With this in mind, Hughes warned that Tyson may also be at risk in this instance, as he gave an example of a boxer he once encountered who had suffered from a subdural haematoma previously. He wrote: “I recall a patient, a boxer who had previously sustained a subdural haematoma and had physical disability and terrible depression. These were devastating permanent effects.”

Hughes also brought attention to the impacts that ‘extreme exercise’ can have on the body in the cases of people in middle age such as Tyson. The doctor warned that the boxer could encounter ‘cardiac fibrosis’ (scarring of the heart muscles), if he was to over-exert himself with this putting him at risk of ‘heart failure’ and even ‘sudden death’.

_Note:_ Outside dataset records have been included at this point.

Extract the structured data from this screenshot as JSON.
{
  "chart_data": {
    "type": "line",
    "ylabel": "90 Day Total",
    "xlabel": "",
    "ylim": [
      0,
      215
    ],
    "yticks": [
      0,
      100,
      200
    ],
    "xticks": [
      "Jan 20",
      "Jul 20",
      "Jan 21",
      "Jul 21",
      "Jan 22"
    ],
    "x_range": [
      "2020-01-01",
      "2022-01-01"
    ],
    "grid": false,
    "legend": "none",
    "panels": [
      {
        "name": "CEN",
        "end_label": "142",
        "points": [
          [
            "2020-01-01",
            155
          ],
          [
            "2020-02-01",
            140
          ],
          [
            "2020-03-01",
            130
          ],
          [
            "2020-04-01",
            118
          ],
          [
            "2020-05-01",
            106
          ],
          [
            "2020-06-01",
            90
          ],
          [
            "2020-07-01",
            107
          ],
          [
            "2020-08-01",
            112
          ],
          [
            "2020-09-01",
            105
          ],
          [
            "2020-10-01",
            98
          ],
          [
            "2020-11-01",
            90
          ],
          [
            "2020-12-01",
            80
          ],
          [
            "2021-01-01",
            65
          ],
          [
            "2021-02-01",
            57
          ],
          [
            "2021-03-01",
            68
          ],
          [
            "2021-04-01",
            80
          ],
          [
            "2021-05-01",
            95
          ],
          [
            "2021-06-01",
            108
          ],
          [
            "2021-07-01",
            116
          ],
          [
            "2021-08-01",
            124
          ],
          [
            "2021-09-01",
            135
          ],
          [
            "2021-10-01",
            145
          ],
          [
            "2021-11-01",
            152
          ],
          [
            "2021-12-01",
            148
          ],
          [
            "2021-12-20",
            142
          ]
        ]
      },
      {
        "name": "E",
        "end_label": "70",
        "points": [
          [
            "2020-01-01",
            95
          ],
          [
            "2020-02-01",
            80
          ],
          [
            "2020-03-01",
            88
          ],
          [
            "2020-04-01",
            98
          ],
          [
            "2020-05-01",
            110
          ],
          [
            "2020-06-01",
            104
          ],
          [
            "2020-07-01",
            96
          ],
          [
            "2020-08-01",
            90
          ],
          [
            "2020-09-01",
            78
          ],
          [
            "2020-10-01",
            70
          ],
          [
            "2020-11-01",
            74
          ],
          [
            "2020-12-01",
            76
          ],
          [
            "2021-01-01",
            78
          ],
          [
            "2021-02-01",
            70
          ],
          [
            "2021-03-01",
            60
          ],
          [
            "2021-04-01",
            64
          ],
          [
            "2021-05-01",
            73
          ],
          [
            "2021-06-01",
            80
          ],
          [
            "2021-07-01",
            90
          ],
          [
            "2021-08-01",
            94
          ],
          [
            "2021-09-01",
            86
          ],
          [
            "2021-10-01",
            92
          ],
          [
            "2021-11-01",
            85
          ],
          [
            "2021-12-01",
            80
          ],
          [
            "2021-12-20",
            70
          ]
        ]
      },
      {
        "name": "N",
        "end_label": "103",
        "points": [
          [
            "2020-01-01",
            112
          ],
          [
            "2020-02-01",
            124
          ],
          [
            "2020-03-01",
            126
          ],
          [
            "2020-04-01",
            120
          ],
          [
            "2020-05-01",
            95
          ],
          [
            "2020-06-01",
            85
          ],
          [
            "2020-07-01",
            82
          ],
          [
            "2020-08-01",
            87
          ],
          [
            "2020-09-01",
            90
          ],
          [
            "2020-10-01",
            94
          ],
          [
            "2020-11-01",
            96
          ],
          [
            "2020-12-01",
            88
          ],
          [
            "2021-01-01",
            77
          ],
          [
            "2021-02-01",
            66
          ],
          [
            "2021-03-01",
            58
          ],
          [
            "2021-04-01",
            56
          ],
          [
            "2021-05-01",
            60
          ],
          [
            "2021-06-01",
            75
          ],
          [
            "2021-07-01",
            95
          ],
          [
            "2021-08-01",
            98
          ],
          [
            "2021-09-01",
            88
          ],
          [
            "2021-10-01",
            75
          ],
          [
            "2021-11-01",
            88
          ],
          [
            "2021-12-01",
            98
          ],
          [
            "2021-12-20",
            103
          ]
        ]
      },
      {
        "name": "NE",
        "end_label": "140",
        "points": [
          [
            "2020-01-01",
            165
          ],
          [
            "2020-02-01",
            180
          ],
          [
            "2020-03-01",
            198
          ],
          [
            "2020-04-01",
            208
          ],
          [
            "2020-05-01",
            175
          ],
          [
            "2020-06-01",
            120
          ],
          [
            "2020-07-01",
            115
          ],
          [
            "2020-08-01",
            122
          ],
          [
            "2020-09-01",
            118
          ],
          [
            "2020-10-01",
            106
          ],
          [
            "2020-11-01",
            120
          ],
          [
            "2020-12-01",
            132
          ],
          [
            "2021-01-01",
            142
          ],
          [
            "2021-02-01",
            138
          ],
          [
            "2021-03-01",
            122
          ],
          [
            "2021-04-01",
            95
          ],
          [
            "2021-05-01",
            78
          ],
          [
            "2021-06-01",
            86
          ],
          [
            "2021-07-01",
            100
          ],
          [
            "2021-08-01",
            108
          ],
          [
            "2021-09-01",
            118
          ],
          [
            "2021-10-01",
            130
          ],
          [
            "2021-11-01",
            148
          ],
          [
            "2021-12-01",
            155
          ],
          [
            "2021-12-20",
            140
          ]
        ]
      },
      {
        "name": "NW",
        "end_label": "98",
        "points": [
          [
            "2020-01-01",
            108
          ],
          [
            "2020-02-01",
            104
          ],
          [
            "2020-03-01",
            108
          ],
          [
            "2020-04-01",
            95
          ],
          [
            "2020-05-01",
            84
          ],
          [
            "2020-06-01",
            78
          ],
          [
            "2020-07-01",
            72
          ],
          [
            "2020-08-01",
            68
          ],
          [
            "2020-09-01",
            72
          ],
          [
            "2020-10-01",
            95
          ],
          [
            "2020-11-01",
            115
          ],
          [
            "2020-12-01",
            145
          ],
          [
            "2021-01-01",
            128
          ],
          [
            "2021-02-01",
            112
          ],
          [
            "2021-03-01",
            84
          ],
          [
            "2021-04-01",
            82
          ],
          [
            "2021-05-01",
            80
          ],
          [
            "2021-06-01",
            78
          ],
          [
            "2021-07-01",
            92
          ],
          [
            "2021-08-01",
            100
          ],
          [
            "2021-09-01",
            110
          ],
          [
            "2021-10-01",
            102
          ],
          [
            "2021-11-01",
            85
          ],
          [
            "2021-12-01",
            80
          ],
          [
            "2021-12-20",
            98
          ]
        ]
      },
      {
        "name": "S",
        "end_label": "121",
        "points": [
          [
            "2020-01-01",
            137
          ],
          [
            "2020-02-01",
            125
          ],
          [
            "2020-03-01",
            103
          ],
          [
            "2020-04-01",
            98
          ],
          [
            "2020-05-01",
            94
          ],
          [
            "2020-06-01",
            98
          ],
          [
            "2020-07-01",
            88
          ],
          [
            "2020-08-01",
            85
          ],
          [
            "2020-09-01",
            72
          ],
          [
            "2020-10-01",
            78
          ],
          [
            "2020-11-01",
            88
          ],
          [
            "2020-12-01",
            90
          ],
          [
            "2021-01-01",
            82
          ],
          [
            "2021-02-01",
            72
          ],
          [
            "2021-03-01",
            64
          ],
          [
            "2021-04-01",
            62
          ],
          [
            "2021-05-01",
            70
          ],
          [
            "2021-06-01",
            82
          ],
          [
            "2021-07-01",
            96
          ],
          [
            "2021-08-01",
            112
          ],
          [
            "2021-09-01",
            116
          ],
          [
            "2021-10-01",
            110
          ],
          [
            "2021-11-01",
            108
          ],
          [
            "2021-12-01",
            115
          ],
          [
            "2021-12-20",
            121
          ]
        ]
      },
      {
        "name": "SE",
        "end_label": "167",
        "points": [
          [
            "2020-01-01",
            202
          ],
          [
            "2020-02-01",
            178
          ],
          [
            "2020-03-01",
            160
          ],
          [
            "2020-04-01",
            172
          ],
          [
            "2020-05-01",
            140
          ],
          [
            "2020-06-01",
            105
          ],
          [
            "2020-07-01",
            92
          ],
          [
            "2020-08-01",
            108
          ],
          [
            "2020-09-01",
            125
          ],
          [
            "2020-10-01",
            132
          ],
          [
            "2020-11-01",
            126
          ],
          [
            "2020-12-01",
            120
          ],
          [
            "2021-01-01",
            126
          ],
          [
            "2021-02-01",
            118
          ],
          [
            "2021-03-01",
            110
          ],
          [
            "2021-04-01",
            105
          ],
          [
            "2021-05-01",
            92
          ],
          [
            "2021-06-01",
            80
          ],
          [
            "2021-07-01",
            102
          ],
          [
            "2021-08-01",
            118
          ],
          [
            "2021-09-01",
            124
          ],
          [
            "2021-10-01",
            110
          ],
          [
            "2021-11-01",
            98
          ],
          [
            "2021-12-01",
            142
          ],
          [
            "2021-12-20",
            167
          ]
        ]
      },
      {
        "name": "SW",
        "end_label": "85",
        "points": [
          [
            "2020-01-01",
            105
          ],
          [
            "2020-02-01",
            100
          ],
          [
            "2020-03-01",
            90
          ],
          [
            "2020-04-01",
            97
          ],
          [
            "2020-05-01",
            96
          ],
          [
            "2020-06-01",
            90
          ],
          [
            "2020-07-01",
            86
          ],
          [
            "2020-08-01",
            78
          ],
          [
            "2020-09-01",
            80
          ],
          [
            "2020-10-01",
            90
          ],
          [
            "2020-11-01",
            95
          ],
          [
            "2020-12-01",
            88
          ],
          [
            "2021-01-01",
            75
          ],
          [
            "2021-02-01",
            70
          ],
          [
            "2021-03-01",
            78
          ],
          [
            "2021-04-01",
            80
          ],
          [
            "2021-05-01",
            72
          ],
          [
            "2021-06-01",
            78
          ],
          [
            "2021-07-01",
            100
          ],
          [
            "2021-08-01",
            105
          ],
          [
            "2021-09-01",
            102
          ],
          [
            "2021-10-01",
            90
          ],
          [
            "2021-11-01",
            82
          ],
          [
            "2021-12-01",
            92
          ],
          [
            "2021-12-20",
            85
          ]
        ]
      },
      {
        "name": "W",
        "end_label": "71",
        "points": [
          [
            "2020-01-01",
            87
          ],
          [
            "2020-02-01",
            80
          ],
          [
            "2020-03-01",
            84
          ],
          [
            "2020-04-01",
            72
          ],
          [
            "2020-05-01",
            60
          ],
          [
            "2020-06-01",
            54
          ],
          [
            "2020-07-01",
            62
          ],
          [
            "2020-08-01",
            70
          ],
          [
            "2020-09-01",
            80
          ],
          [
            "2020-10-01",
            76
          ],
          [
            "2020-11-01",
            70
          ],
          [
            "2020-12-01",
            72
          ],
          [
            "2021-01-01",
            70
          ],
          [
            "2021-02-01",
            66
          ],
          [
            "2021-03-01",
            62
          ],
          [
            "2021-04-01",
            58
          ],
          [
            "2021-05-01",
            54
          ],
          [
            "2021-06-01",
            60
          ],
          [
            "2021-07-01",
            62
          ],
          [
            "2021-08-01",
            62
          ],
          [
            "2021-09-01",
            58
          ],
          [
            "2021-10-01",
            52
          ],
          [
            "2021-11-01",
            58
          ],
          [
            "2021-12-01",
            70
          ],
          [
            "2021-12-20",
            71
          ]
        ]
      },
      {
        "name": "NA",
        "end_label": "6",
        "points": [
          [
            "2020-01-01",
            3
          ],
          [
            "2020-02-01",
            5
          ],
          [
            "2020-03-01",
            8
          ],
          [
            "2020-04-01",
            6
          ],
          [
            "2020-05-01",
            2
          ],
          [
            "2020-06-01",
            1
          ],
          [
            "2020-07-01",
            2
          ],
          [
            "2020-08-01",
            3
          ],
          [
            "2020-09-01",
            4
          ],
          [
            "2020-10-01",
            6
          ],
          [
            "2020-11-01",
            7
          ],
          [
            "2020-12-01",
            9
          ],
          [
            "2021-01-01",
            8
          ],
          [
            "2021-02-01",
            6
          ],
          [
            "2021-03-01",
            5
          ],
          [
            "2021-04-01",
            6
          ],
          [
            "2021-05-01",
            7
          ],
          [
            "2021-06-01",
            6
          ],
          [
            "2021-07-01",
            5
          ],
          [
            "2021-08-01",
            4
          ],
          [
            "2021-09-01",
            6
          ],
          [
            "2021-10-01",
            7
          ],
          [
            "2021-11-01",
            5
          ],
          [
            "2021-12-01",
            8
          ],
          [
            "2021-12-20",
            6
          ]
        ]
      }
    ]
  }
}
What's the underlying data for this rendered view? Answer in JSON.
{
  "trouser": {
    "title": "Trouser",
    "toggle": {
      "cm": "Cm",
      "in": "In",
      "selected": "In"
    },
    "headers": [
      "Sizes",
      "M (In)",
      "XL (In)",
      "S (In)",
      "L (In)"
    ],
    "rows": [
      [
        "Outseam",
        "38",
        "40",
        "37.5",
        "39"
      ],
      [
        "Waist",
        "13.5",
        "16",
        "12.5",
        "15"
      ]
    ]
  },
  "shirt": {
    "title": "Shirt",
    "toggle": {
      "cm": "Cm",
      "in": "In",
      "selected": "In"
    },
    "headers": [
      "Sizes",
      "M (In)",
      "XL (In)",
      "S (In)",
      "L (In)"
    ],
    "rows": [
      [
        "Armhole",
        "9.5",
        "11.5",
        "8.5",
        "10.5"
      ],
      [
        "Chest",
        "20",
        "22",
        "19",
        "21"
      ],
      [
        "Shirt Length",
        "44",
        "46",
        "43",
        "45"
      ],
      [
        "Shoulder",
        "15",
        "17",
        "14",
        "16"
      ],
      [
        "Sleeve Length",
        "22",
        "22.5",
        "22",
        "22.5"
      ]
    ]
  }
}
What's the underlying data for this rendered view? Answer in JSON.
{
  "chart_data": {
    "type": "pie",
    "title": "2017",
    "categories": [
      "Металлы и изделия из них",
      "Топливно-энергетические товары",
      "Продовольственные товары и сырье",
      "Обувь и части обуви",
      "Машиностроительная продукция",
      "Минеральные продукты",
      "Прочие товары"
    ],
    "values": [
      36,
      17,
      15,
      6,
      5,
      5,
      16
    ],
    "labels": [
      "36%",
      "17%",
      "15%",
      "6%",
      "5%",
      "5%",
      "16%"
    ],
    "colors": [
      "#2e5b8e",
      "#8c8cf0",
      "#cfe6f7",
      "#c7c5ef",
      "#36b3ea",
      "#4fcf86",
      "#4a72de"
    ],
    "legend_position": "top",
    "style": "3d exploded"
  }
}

Either way, it appears that the man once known as ‘Kid Dynamite’ is not holding back as he begins his comeback trail in the gym before his return versus Paul. During his first couple of days back training, the veteran fighter has already wowed fans with his combative displays during sessions – with Tyson having posted footage of his workouts on Instagram.

Speaking of his excitement ahead of the fight, former heavyweight superstar said: “I’m very much looking forward to stepping into the ring with Jake Paul. He’s grown significantly as a boxer over the years, so it will be a lot of fun to see what the will and ambition of a ‘kid’ can do with the experience and aptitude of a GOAT.”